Garden journals offer a window into our changing world

Greens and herbs in a garden bed
Tuesday, January 4, 2022
Environment

At the beginning of 2021, I was on the hunt for an app to help me keep better records of my vegetable garden. 

After exploring several options, I decided they were all too cumbersome and fussy. If I provided all the information they demanded, I worried I’d spend more time on data entry than digging, planting, weeding and harvesting combined. So I kept using my tried-and-true, pocket-sized notebook.

I keep it in a handy location — on a shelf in the kitchen — in hopes its accessibility will spur me to jot down records and observations on a regular basis. The notebook doesn’t provide the structure I crave, but in reading back through last year’s notes, I found it still yields some instructive lessons and insights. 

When you garden for pleasure and aren’t worried about meeting your basic subsistence, you can afford to experiment and push limits. Risk is a natural part of gardening, even under the best circumstances, and especially during these days of extreme weather. 

That’s a common theme running through my entries over the past few years — extended periods of heat, drought and excessive rain. Gardeners pay attention to those events. I don’t feel the need to keep detailed records of temperature and precipitation — they’re widely available — but a garden journal can translate raw data into something tangible. 

The lettuce that bolts too soon. The peas that flame out early. The celery that survives a mild winter. 

If we pay attention to our gardens, they might be the best way to see how a changing climate impacts our own backyards. 


The green leaf of a sugar snap pea in the author's garden.
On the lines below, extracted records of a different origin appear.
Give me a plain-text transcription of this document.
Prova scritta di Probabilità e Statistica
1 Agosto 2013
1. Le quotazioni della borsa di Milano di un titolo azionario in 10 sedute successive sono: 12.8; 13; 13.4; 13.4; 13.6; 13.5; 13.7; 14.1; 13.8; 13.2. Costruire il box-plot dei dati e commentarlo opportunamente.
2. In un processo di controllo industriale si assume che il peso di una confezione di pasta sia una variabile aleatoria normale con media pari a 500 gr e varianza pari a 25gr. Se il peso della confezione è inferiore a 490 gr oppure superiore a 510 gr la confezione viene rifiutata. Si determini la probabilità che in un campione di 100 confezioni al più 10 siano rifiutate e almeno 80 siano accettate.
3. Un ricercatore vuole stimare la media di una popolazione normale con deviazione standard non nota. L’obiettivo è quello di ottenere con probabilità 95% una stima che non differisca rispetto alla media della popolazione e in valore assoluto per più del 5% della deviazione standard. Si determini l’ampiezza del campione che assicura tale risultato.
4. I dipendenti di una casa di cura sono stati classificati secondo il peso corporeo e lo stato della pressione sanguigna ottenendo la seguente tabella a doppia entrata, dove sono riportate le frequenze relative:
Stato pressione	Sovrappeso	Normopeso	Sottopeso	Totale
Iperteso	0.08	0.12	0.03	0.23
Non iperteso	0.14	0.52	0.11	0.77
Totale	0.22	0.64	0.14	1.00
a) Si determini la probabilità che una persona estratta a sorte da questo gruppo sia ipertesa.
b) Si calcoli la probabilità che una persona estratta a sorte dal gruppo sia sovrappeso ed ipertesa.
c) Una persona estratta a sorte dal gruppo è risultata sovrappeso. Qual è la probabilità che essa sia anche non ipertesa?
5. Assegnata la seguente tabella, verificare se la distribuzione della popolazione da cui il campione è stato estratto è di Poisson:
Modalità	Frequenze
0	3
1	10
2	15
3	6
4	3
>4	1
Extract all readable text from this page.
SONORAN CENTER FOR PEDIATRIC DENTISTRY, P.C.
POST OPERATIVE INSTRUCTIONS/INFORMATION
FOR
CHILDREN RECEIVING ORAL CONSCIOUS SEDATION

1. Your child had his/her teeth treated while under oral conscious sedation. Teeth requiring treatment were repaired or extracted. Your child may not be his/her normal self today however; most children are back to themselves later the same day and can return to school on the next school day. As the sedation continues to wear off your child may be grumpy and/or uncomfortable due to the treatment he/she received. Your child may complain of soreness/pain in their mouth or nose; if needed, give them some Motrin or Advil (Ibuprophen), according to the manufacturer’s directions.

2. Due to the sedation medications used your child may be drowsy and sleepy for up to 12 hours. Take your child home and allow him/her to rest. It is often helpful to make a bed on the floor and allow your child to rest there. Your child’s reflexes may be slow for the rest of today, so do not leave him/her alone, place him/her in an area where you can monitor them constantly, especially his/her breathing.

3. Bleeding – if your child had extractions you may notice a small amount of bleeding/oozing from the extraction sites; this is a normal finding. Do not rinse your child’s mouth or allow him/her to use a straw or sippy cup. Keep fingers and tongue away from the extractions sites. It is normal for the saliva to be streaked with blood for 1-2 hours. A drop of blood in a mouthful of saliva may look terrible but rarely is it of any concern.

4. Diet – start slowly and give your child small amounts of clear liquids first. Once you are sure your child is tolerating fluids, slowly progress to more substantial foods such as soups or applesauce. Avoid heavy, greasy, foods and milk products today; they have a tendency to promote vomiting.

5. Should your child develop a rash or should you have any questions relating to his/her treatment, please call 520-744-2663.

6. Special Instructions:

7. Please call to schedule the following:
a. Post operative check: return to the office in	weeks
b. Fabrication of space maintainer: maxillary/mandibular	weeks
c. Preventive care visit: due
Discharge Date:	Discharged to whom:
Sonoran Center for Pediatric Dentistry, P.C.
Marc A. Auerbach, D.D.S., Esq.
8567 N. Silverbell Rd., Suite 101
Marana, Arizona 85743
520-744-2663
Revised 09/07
Photo: Ruth Ann Grissom

Here are some insights from my garden last year. ‘Giant Red’ celery is much more cold hardy than the standard green variety. Contrary to the information on the seed packs, ‘Green Arrow’ peas grew much taller than ‘Progress #9’ in my garden. In the future I’ll plant them along the edge so they can drape over the short picket fence surrounding my vegetable plot. 

I had great success sowing Thai basil, dill and cilantro directly in the garden. Nice to know I can skip the seed trays!  My red and yellow bell peppers rotted before they got fully ripe — best to stick with the green ones. Urban rabbits apparently have a taste for green beans — they mowed down three rows just as the plants were starting to flower. They also seem to prefer kale to Swiss chard, which actually suits me just fine. No more kale for me!

Planting too early can be worse than planting too late. I got bold and sowed English peas and radishes in late January, at least a week earlier than usual. It took them much longer to sprout and they never seemed robust. The radishes were a disaster and the peas didn’t produce until May. By that time, they lasted only a couple weeks before the heat finished them off. 

Of course it didn’t help that April was warm and dry — the lettuce and arugula weren’t happy either. For some reason, they refuse to sprout for me at all in fall — maybe it’s still too hot? — so I’ve learned I need to pony up for plants instead of seeds. 

For the first time, I used my own compost to dress the plot this fall. Note to self — peach pits take a really long time to decay. 

The radishes I sowed on Labor Day — ‘French Breakfast’ and ‘Cherry Belles’ — performed quite well, but given the protracted dry spell we experienced this fall, they cost me a fortune in city water. At least the tomatoes and okra kept producing well into October without much coddling. 

On a whim in late September, I sowed some ‘Sugar Daddy’ sugar snap peas at the base of some willow trellises I’d ordered from Monticello. I really didn’t expect them to produce any pods, and they haven’t — at least thus far — but the vines sure are pretty and fresh this time of year.

It will be a bonus if I get a few beautiful flowers for a small bouquet.